The leak happened at the Atgas 2H well in rural Leroy Township... the failure occurred late Tuesday night when Chesapeake was in the middle of a "frack job." The controversial practice, essential to the extraction of gas from shale, involves pumping up to a million gallons of water treated with biocides, lubricants, surfactants and stabilizers a mile or more into the ground at pressures exceeding 9000 psi. ... believe they have pinpointed the initial cause of the accident: A steel coupling located beneath the well's blowout protector, but above ground, appears to have failed ...

(The blowout protector is the same technology as device that failed in the case of the BP oil spill.
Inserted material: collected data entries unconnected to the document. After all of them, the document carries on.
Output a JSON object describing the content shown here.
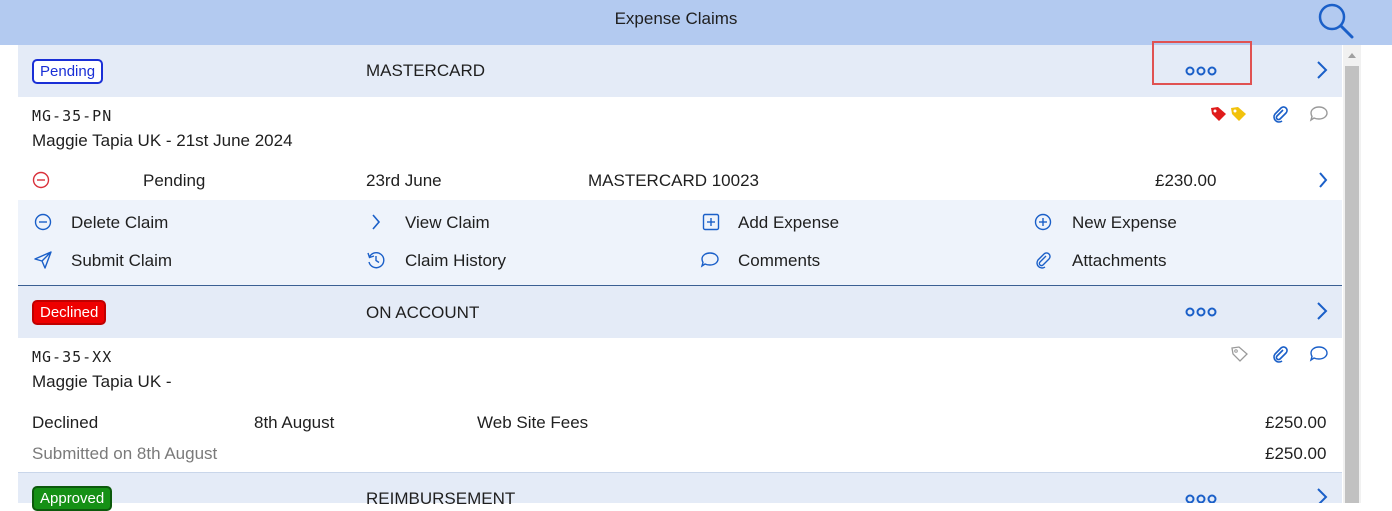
{
  "header": {
    "title": "Expense Claims",
    "search_icon": "search-icon"
  },
  "claims": [
    {
      "status": "Pending",
      "type": "MASTERCARD",
      "ref": "MG-35-PN",
      "title": "Maggie Tapia UK - 21st June 2024",
      "line": {
        "status": "Pending",
        "date": "23rd June",
        "desc": "MASTERCARD 10023",
        "amount": "£230.00"
      },
      "actions": {
        "delete": "Delete Claim",
        "view": "View Claim",
        "add_expense": "Add Expense",
        "new_expense": "New Expense",
        "submit": "Submit Claim",
        "history": "Claim History",
        "comments": "Comments",
        "attachments": "Attachments"
      }
    },
    {
      "status": "Declined",
      "type": "ON ACCOUNT",
      "ref": "MG-35-XX",
      "title": "Maggie Tapia UK -",
      "line": {
        "status": "Declined",
        "date": "8th August",
        "desc": "Web Site Fees",
        "amount": "£250.00"
      },
      "submitted": "Submitted on 8th August",
      "total": "£250.00"
    },
    {
      "status": "Approved",
      "type": "REIMBURSEMENT"
    }
  ],
  "colors": {
    "header_bg": "#b3caf0",
    "band_bg": "#e4ebf7",
    "accent": "#1a5fc8",
    "pending": "#1a2fd6",
    "declined": "#ee0000",
    "approved": "#159015"
  }
}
It didn't fail here, but if it had, both natural gas and water would have spewed forth from the well. However above-ground wells are much easier to shut down than those deep underwater.)

Marcellus wells typically regurgitate between 30 and 50 percent of the water pumped into them. In normal circumstances, it comes back in a manageable flow, and the well operators collect it in pits or tanks.... in Pennsylvania, the geology is not suited for deep-well injection, and so the water is kept in pits and tanks where it is treated to remove chemicals that are added by the drillers. It also must be stripped of contaminants it picks up while underground: bromides, chlorides and some heavy metals.

... when the coupling failed at Atgas 2H, the water simply came gushing too fast for Chesapeake's operators to bring it under control and collect it. Making matters worse, days of steady rain had partially filled the containment pits and they quickly overflowed ...

Chesapeake gets DEP notice of violation after well incident (April 23, 2011)

The state Department of Environmental Protection wants answers from Chesapeake Energy Corp. about Tuesday night's blowout incident at the company's natural gas well site in LeRoy Twp.

The state agency sent a notice of violation, dated Friday, to Chesapeake Energy requesting further information, including a complete list of materials in the fracking fluids used at the site. The agency asked Chesapeake to submit a written response to the notice within five business days.

One of the instructions in the notice informs Chesapeake to "include an explanation of why it took Chesapeake nearly 12 hours to address the uncontrolled release of fluids off the well pad."

Another calls for "a description of immediate actions taken by Chesapeake to regain control of the well and secure the wellhead, as well as any measures taken to ensure public safety."